Space Improvements and Equivalences in a Functional Core Language

TL;DR

This paper investigates space improvements in a polymorphic call-by-need functional language, providing formal results on transformations that optimize or preserve space usage, including bounds and classifications of transformations.

Contribution

It introduces a relaxed space measure, proves space improvement properties for most reduction rules, and classifies transformations as space-leaks or safe, advancing understanding of space behavior in functional language optimizations.

Findings

Most reduction rules are space improvements

Translation into machine expressions is a space equivalence

Certain transformations are classified as space-leaks or safe

Abstract

We explore space improvements in LRP, a polymorphically typed call-by-need functional core language. A relaxed space measure is chosen for the maximal size usage during an evaluation.

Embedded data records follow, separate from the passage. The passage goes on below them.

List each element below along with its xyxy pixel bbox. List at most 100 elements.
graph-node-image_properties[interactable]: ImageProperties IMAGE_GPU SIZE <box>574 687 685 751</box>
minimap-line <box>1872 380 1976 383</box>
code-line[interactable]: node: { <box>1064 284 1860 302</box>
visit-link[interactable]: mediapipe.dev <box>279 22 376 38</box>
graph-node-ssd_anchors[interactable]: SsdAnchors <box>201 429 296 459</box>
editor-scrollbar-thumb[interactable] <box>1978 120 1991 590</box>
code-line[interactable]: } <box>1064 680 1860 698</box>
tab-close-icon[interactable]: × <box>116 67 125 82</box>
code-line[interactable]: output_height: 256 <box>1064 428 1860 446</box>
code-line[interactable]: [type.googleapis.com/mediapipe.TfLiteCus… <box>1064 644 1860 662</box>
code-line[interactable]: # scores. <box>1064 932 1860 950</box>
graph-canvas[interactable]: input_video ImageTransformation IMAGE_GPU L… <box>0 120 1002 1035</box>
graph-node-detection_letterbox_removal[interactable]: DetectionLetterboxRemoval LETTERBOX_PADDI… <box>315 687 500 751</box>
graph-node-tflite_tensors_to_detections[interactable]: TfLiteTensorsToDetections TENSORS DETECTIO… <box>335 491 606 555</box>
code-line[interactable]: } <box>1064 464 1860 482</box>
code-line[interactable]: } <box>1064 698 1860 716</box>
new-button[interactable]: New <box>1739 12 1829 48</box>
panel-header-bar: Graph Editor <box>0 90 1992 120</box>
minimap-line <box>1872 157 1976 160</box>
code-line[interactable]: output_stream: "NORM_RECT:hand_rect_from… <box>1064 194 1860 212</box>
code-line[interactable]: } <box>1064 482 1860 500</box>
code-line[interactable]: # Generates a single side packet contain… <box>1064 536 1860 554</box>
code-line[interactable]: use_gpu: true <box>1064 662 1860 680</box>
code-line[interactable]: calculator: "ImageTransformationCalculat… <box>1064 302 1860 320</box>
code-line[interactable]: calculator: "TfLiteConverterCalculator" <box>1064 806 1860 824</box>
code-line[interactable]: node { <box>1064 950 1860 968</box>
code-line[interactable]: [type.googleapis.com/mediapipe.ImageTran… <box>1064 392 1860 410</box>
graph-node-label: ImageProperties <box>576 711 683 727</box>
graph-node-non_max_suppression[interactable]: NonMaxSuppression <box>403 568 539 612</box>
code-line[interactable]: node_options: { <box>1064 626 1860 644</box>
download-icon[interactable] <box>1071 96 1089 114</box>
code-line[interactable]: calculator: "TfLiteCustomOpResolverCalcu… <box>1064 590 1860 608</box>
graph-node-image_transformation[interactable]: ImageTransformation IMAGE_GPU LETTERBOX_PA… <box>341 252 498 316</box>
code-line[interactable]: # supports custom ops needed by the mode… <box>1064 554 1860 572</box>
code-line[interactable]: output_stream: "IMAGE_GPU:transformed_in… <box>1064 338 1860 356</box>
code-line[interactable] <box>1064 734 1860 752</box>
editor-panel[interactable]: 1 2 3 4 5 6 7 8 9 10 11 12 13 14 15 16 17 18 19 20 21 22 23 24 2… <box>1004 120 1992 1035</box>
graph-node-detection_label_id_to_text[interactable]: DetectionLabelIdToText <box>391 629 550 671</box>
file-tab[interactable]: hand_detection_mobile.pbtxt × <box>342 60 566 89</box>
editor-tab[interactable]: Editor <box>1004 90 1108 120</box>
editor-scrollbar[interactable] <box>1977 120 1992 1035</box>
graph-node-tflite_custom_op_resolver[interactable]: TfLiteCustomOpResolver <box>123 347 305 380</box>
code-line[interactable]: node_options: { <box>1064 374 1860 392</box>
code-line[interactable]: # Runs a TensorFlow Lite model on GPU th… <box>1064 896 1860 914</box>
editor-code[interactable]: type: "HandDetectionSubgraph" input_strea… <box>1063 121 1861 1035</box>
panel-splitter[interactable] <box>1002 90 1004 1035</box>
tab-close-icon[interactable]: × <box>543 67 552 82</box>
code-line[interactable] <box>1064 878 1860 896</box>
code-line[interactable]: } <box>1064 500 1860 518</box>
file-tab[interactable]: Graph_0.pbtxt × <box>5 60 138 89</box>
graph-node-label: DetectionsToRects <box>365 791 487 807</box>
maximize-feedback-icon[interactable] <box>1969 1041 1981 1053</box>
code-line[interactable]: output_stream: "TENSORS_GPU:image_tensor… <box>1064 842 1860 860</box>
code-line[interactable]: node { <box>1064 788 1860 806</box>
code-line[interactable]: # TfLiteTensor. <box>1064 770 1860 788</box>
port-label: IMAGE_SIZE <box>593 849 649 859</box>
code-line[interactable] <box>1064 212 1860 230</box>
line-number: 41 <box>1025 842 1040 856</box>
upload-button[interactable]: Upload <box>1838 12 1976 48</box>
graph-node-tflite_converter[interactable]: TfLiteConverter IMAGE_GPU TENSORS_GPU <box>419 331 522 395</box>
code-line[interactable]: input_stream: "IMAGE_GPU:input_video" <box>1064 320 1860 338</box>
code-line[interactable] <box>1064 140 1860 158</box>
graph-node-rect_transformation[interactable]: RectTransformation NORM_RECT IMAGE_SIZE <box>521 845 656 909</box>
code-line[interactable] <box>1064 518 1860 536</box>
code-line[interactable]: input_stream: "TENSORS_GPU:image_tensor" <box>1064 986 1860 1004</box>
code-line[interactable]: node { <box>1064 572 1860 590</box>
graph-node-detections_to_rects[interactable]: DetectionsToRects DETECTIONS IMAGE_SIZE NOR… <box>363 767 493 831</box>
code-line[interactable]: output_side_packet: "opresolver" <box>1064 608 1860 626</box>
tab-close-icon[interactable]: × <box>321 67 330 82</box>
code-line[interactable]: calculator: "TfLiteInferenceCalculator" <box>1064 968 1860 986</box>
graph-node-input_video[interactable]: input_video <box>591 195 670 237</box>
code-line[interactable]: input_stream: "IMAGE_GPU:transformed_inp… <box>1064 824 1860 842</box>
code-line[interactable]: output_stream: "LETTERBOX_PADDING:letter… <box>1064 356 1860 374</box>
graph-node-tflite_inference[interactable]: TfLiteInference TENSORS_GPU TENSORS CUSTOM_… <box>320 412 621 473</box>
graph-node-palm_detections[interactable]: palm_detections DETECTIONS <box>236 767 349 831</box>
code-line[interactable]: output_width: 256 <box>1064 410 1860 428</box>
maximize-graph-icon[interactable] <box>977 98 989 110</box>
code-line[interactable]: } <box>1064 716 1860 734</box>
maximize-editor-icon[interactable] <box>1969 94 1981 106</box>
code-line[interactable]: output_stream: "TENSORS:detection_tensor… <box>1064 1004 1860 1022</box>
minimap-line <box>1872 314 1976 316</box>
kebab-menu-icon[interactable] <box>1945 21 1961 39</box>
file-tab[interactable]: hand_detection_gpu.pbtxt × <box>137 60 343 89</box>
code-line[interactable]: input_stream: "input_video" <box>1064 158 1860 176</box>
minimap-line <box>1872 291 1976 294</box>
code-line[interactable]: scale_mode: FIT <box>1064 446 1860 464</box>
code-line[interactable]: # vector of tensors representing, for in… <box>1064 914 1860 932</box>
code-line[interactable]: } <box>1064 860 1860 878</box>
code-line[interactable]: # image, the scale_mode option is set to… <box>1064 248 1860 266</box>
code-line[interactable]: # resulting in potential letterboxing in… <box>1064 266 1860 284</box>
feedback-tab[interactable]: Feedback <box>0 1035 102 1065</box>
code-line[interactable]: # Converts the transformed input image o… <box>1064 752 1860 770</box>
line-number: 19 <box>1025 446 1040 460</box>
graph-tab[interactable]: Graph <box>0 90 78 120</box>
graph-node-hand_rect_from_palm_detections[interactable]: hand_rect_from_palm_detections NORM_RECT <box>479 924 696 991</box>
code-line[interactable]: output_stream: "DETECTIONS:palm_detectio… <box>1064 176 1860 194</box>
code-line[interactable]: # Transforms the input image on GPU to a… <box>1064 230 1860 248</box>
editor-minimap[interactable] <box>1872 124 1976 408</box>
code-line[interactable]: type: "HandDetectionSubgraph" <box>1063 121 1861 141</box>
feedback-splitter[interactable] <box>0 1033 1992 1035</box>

It abstracts from the details of the implementation via abstract machines, but it takes garbage collection into account and thus can be seen as a realistic approximation of space usage. The results are: a context lemma for space improving translations and for space equivalences, all but one reduction rule of the calculus are shown to be space improvements, and for the exceptional one we show bounds on the space increase. Several further program transformations are shown to be space improvements or space equivalences in particular the translation into machine expressions is a space equivalence. We also classify certain space-worsening transformations as space-leaks or as space-safe. These results are a step forward in making predictions about the change in runtime space behavior of optimizing transformations in call-by-need functional languages.